Monday, April 27, 2015

TTP and Obama getting angry for real

One very immediate irony about President Obama's comedy routine Saturday night around his coolness at expressing anger is that he is expressing real anger and bringing heavy pressure to bear on Democrats over the Trans-Pacific Partnership (TPP) treaty to get "fast-track" treatment for it. And going against the Democratic base to do it. This is the same kind of trashing his own base to make a bipartisan deal with Republicans as we say in his fortunately failed efforts at a Grand Bargain to cut benefits on Social Security, Medicare, Medicaid and veterans' benefits.

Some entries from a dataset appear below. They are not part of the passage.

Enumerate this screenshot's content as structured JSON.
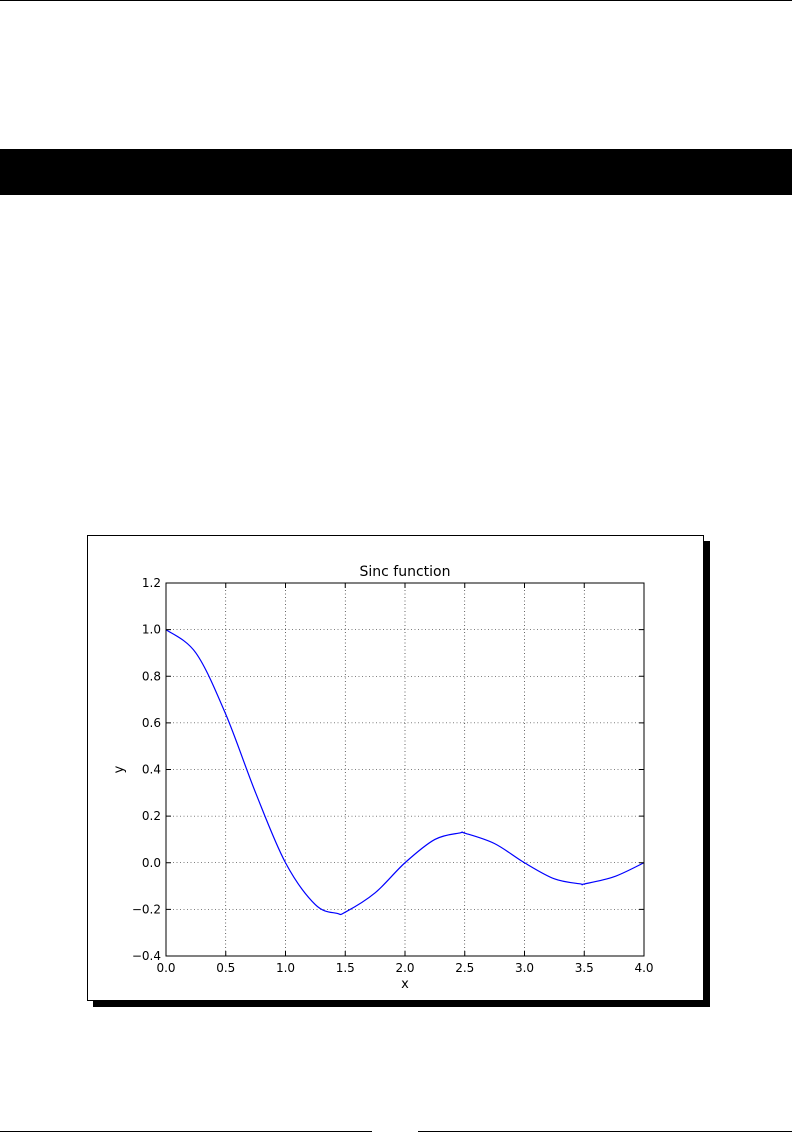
{
  "chart_data": {
    "type": "line",
    "title": "Sinc function",
    "xlabel": "x",
    "ylabel": "y",
    "xlim": [
      0.0,
      4.0
    ],
    "ylim": [
      -0.4,
      1.2
    ],
    "grid": true,
    "x_ticks": [
      "0.0",
      "0.5",
      "1.0",
      "1.5",
      "2.0",
      "2.5",
      "3.0",
      "3.5",
      "4.0"
    ],
    "y_ticks": [
      "1.2",
      "1.0",
      "0.8",
      "0.6",
      "0.4",
      "0.2",
      "0.0",
      "−0.2",
      "−0.4"
    ],
    "series": [
      {
        "color": "#0000ff",
        "x": [
          0.0,
          0.25,
          0.5,
          0.75,
          1.0,
          1.25,
          1.43,
          1.5,
          1.75,
          2.0,
          2.25,
          2.46,
          2.5,
          2.75,
          3.0,
          3.25,
          3.47,
          3.5,
          3.75,
          4.0
        ],
        "y": [
          1.0,
          0.9,
          0.637,
          0.3,
          0.0,
          -0.18,
          -0.217,
          -0.212,
          -0.129,
          0.0,
          0.1,
          0.128,
          0.127,
          0.082,
          0.0,
          -0.069,
          -0.091,
          -0.091,
          -0.06,
          0.0
        ]
      }
    ]
  }
}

And he's putting on the hard sell, as Michael McAuliff and Laura Barron-Lopez report in Democrats' Frustration With Obama Boils Over As Trade Bills Advance Huffington Post 04/23/2015:

Calling it "maddening," Sen. Sherrod Brown (D-Ohio) told reporters that the Obama administration was putting on a full-court press unlike anything Democrats have ever seen in his presidency in order to win the authority to fast track enormous trade deals.

"I think if you could get my colleagues to be honest, on the Democratic side, with you -- and I think you can mostly -- they will say they've been talked to, approached, lobbied and maybe cajoled by more cabinet members on this issue than any issue since Barack Obama's been president," Brown said.

"That's just sad," he added. [my emphasis]
The Young Turks covered this in a segment last week, Obama Moves Forward With TPP Despite Democratic Objections 04/24/2015:



Joan Walsh has more on this dispute and Obama's hostile tone toward the Democratic base in Democrats’ free trade war is getting ugly, and Obama is bending the truth Salon 04/27/2015.

But international corporate-deregulation agreements like TPP are "trade" agreements now only in a propaganda sense. Paul Krugman makes that point in This Is Not A Trade Agreement 04/26/2015:

One thing that should be totally obvious, however, is that it’s off-point and insulting to offer an off-the-shelf lecture on how trade is good because of comparative advantage, and protectionists are dumb. For this is not a trade agreement. It’s about intellectual property and dispute settlement; the big beneficiaries are likely to be pharma companies and firms that want to sue governments.

Those are the issues that need to be argued. David Ricardo is irrelevant.
David Ricardo (1772-1823) was one of the leading classical economists, known among other things for his theories and speeches in the British Parliament on free trade.